Note that these authentication, non-repudiation etc. properties rely on the secret key not having been revoked prior to its usage. Public revocation of a key-pair is a required ability, else leaked secret keys would continue to implicate the claimed owner of the key-pair. Checking revocation status requires an "online" check; e.g., checking a certificate revocation list or via the Online Certificate Status Protocol. Very roughly this is analogous to a vendor who receives credit-cards first checking online with the credit-card issuer to find if a given card has been reported lost or stolen. Of course, with stolen key pairs, the theft is often discovered only after the secret key's use, e.g., to sign a bogus certificate for espionage purpose.
Additional security precautions
Putting the private key on a smart card
All public key / private key cryptosystems depend entirely on keeping the private key secret. A private key can be stored on a user's computer, and protected by a local password, but this has two disadvantages:
- the user can only sign documents on that particular computer
- the security of the private key depends entirely on the security of the computer
A more secure alternative is to store the private key on a smart card. Many smart cards are designed to be tamper-resistant (although some designs have been broken, notably by Ross Anderson and his students). In a typical digital signature implementation, the hash calculated from the document is sent to the smart card, whose CPU signs the hash using the stored private key of the user, and then returns the signed hash. Typically, a user must activate his smart card by entering a personal identification number or PIN code (thus providing two-factor authentication). It can be arranged that the private key never leaves the smart card, although this is not always implemented. If the smart card is stolen, the thief will still need the PIN code to generate a digital signature. This reduces the security of the scheme to that of the PIN system, although it still requires an attacker to possess the card. A mitigating factor is that private keys, if generated and stored on smart cards, are usually regarded as difficult to copy, and are assumed to exist in exactly one copy. Thus, the loss of the smart card may be detected by the owner and the corresponding certificate can be immediately revoked. Private keys that are protected by software only may be easier to copy, and such compromises are far more difficult to detect.

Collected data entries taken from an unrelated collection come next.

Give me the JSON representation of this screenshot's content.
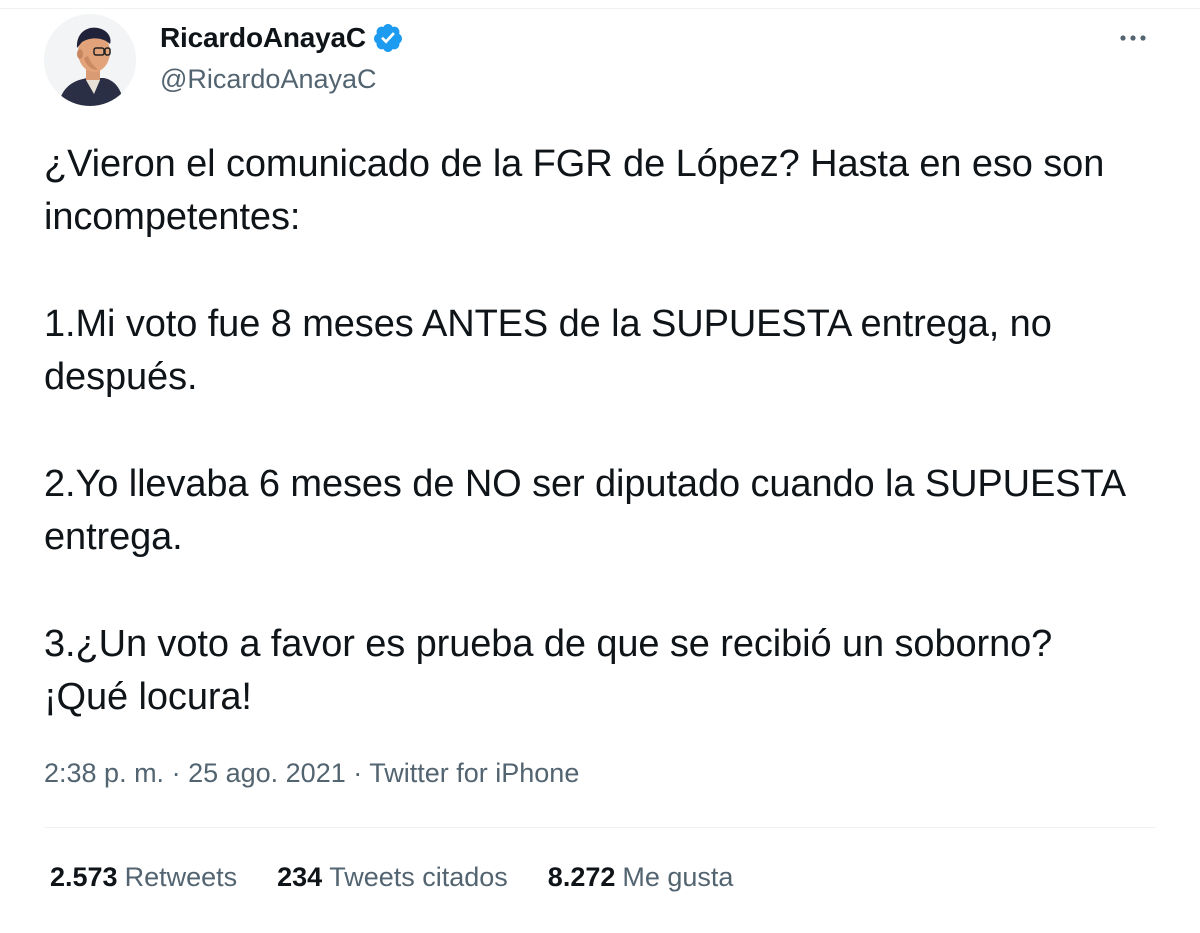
{
  "author": {
    "display_name": "RicardoAnayaC",
    "handle": "@RicardoAnayaC",
    "verified": true,
    "verified_icon": "verified-badge-icon",
    "avatar_icon": "profile-avatar"
  },
  "menu": {
    "more_icon": "more-horizontal-icon",
    "label": "···"
  },
  "tweet": {
    "paragraphs": [
      "¿Vieron el comunicado de la FGR de López? Hasta en eso son incompetentes:",
      "1.Mi voto fue 8 meses ANTES de la SUPUESTA entrega, no después.",
      "2.Yo llevaba 6 meses de NO ser diputado cuando la SUPUESTA entrega.",
      "3.¿Un voto a favor es prueba de que se recibió un soborno? ¡Qué locura!"
    ]
  },
  "meta": {
    "time": "2:38 p. m.",
    "sep1": " · ",
    "date": "25 ago. 2021",
    "sep2": " · ",
    "source": "Twitter for iPhone"
  },
  "stats": {
    "retweets_count": "2.573",
    "retweets_label": "Retweets",
    "quotes_count": "234",
    "quotes_label": "Tweets citados",
    "likes_count": "8.272",
    "likes_label": "Me gusta"
  },
  "colors": {
    "primary_text": "#0f1419",
    "secondary_text": "#536471",
    "verified_blue": "#1d9bf0",
    "divider": "#eff3f4"
  }
}
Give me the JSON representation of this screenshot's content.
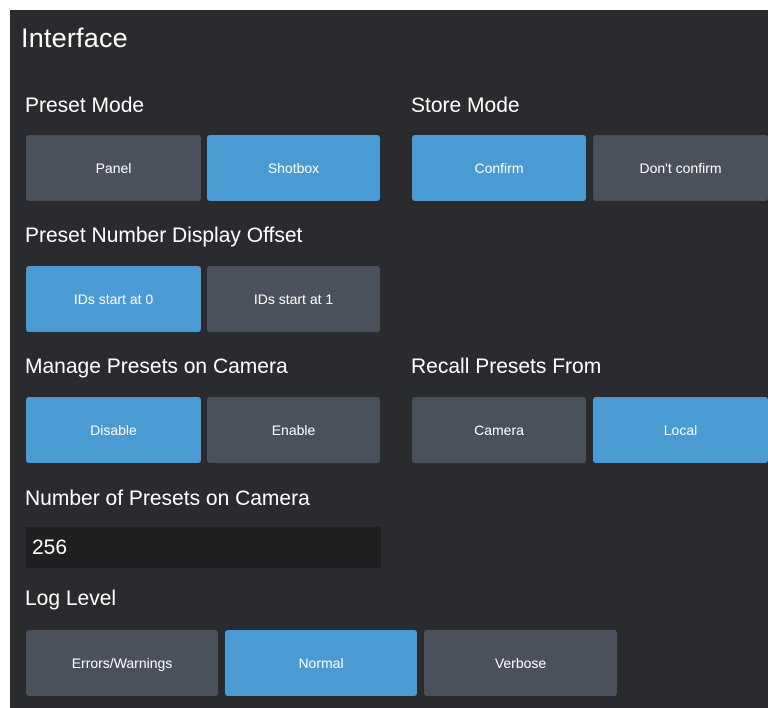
{
  "title": "Interface",
  "preset_mode": {
    "label": "Preset Mode",
    "options": [
      "Panel",
      "Shotbox"
    ],
    "selected": "Shotbox"
  },
  "store_mode": {
    "label": "Store Mode",
    "options": [
      "Confirm",
      "Don't confirm"
    ],
    "selected": "Confirm"
  },
  "preset_offset": {
    "label": "Preset Number Display Offset",
    "options": [
      "IDs start at 0",
      "IDs start at 1"
    ],
    "selected": "IDs start at 0"
  },
  "manage_presets": {
    "label": "Manage Presets on Camera",
    "options": [
      "Disable",
      "Enable"
    ],
    "selected": "Disable"
  },
  "recall_presets": {
    "label": "Recall Presets From",
    "options": [
      "Camera",
      "Local"
    ],
    "selected": "Local"
  },
  "num_presets": {
    "label": "Number of Presets on Camera",
    "value": "256"
  },
  "log_level": {
    "label": "Log Level",
    "options": [
      "Errors/Warnings",
      "Normal",
      "Verbose"
    ],
    "selected": "Normal"
  },
  "colors": {
    "background": "#2a2b2e",
    "button_off": "#4a505c",
    "button_on": "#4a9ad4",
    "input_bg": "#1f1f21",
    "text": "#ffffff"
  }
}
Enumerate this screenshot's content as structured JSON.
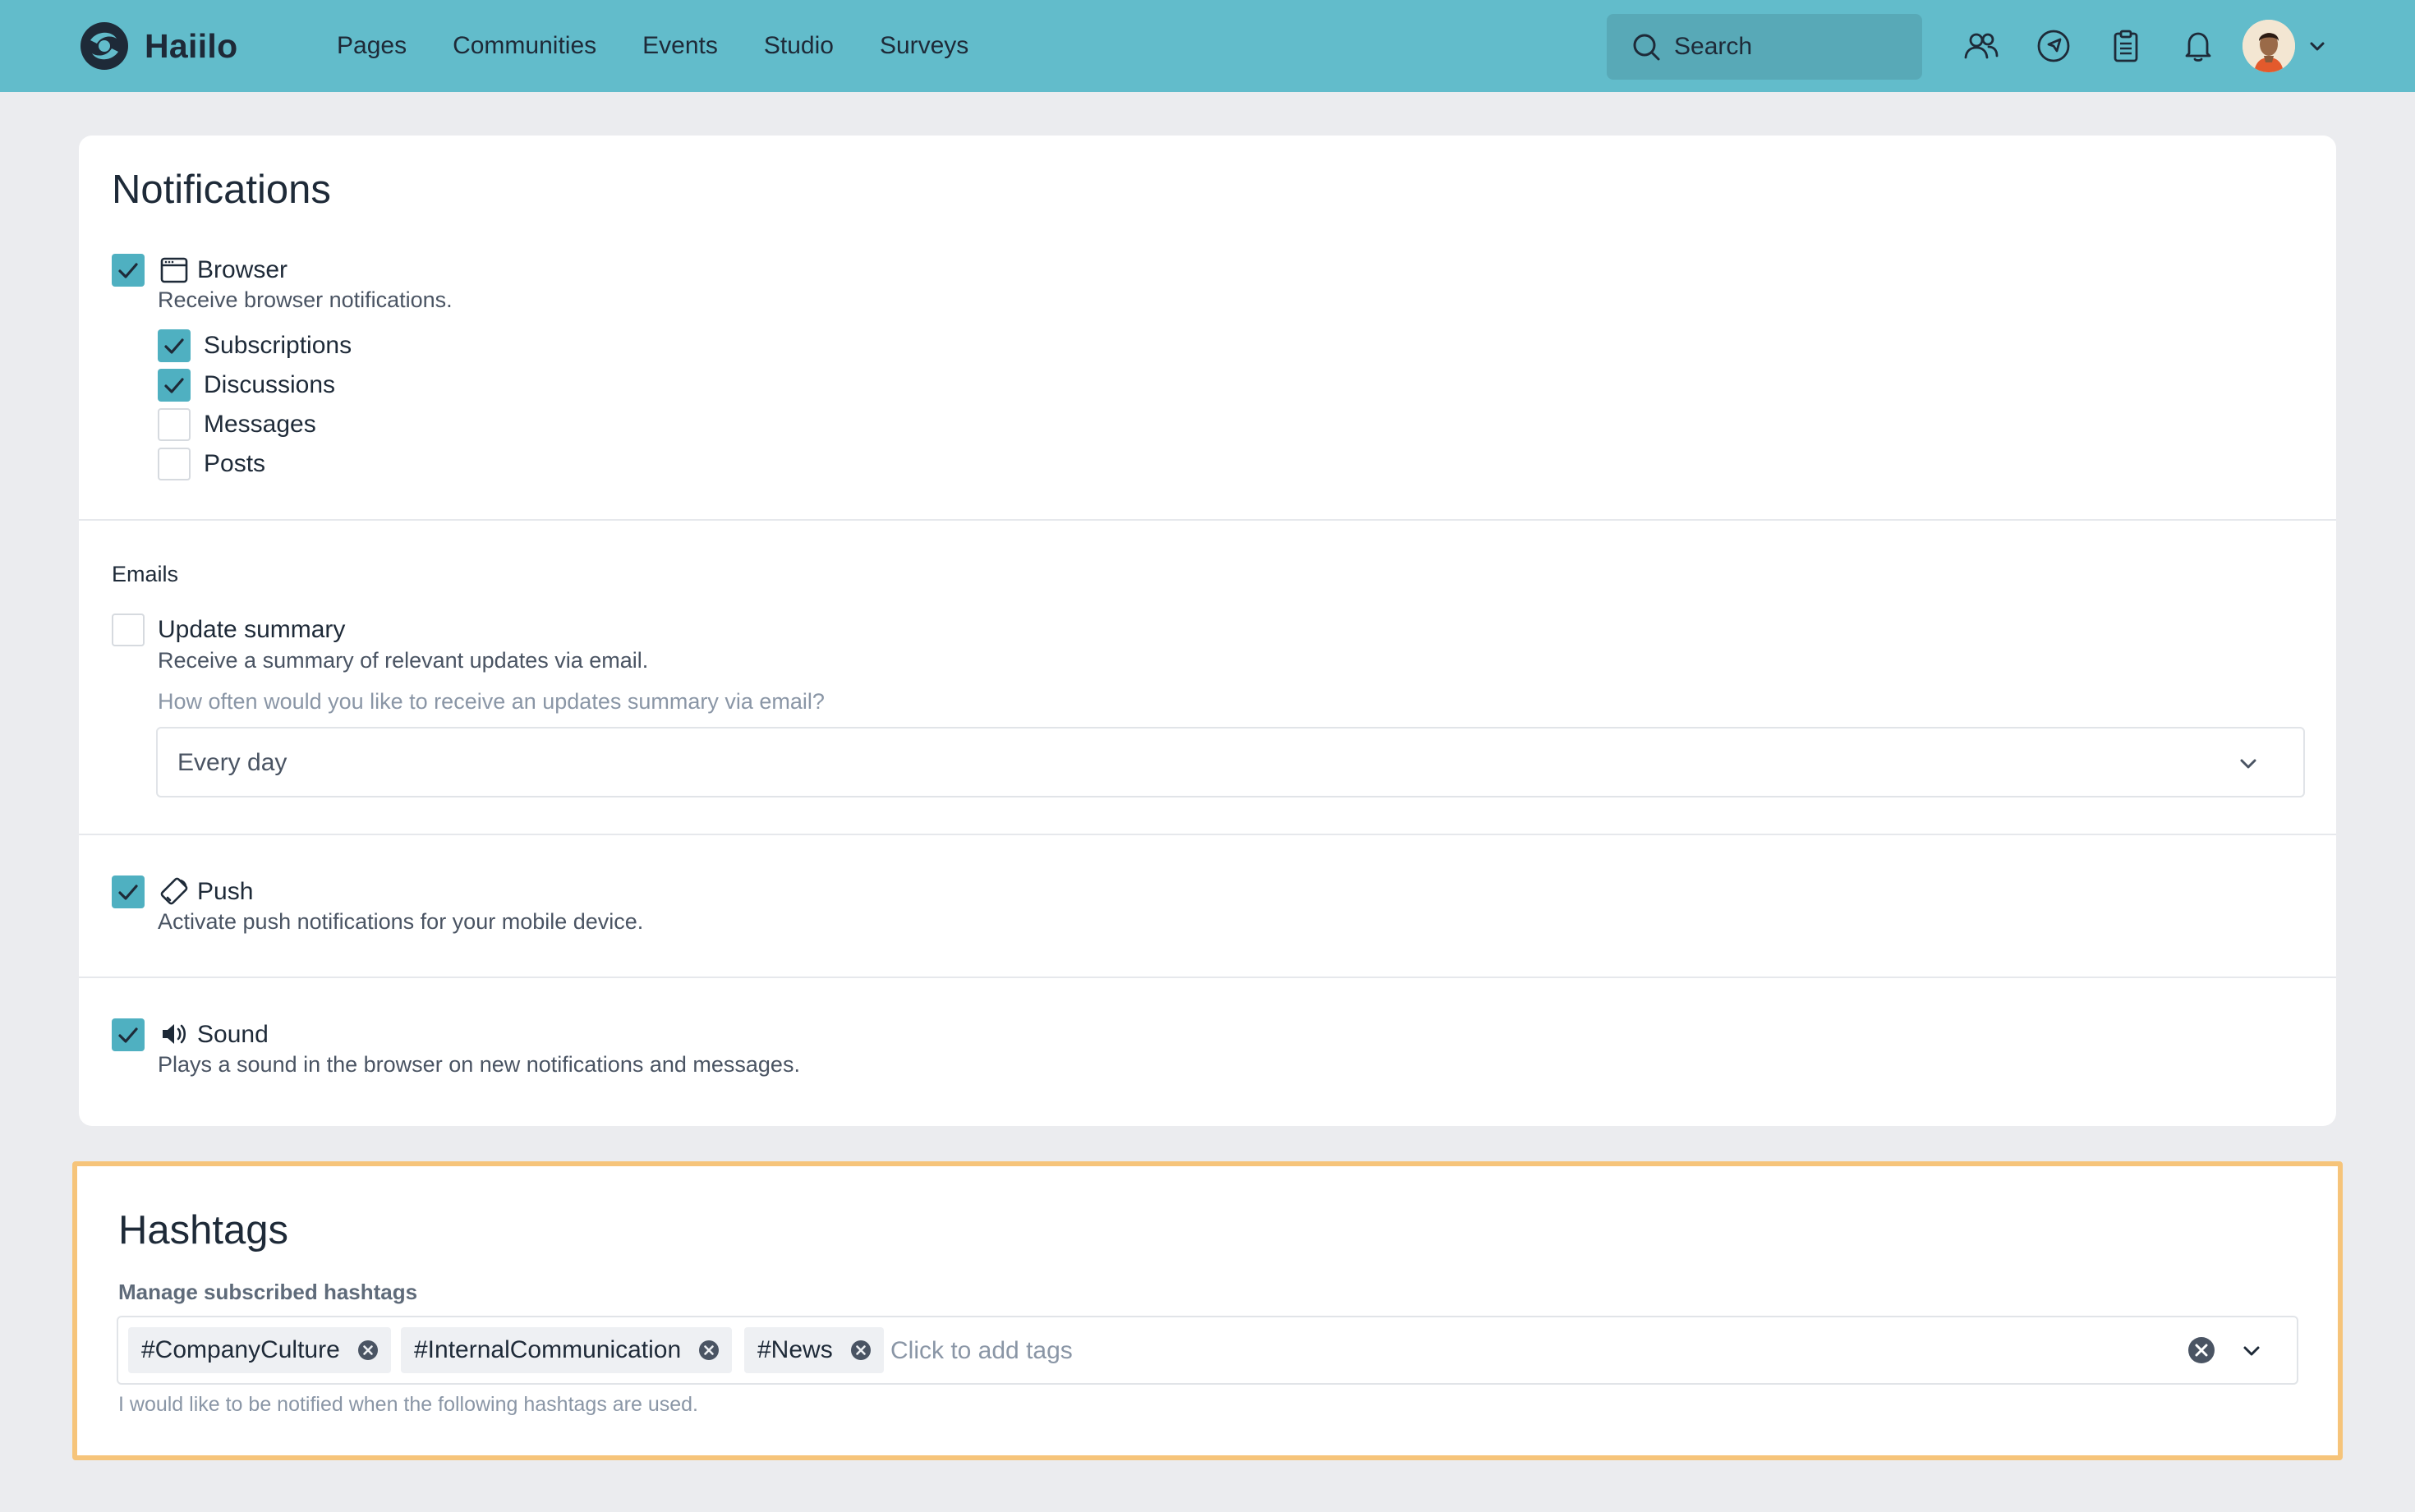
{
  "header": {
    "brand": "Haiilo",
    "nav": [
      "Pages",
      "Communities",
      "Events",
      "Studio",
      "Surveys"
    ],
    "search_label": "Search",
    "icons": [
      "colleagues-icon",
      "navigator-icon",
      "clipboard-icon",
      "bell-icon"
    ],
    "colors": {
      "bar": "#62bccb",
      "accent": "#4fb0c1"
    }
  },
  "notifications": {
    "title": "Notifications",
    "browser": {
      "label": "Browser",
      "checked": true,
      "icon": "browser-window-icon",
      "description": "Receive browser notifications.",
      "options": [
        {
          "label": "Subscriptions",
          "checked": true
        },
        {
          "label": "Discussions",
          "checked": true
        },
        {
          "label": "Messages",
          "checked": false
        },
        {
          "label": "Posts",
          "checked": false
        }
      ]
    },
    "emails": {
      "section_label": "Emails",
      "update_summary": {
        "label": "Update summary",
        "checked": false,
        "description": "Receive a summary of relevant updates via email.",
        "frequency_question": "How often would you like to receive an updates summary via email?",
        "frequency_value": "Every day"
      }
    },
    "push": {
      "label": "Push",
      "checked": true,
      "icon": "mobile-device-icon",
      "description": "Activate push notifications for your mobile device."
    },
    "sound": {
      "label": "Sound",
      "checked": true,
      "icon": "speaker-icon",
      "description": "Plays a sound in the browser on new notifications and messages."
    }
  },
  "hashtags": {
    "title": "Hashtags",
    "field_label": "Manage subscribed hashtags",
    "tags": [
      "#CompanyCulture",
      "#InternalCommunication",
      "#News"
    ],
    "placeholder": "Click to add tags",
    "hint": "I would like to be notified when the following hashtags are used.",
    "highlight_color": "#f6c47a"
  }
}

Using smart card readers with a separate keyboard
Entering a PIN code to activate the smart card commonly requires a numeric keypad. Some card readers have their own numeric keypad. This is safer than using a card reader integrated into a PC, and then entering the PIN using that computer's keyboard. Readers with a numeric keypad are meant to circumvent the eavesdropping threat where the computer might be running a keystroke logger, potentially compromising the PIN code. Specialized card readers are also less vulnerable to tampering with their software or hardware and are often EAL3 certified.
Other smart card designs
Smart card design is an active field, and there are smart card schemes which are intended to avoid these particular problems, though so far with little security proofs.
Using digital signatures only with trusted applications
One of the main differences between a digital signature and a written signature is that the user does not "see" what he signs. The user application presents a hash code to be signed by the digital signing algorithm using the private key. An attacker who gains control of the user's PC can possibly replace the user application with a foreign substitute, in effect replacing the user's own communications with those of the attacker. This could allow a malicious application to trick a user into signing any document by displaying the user's original on-screen, but presenting the attacker's own documents to the signing application.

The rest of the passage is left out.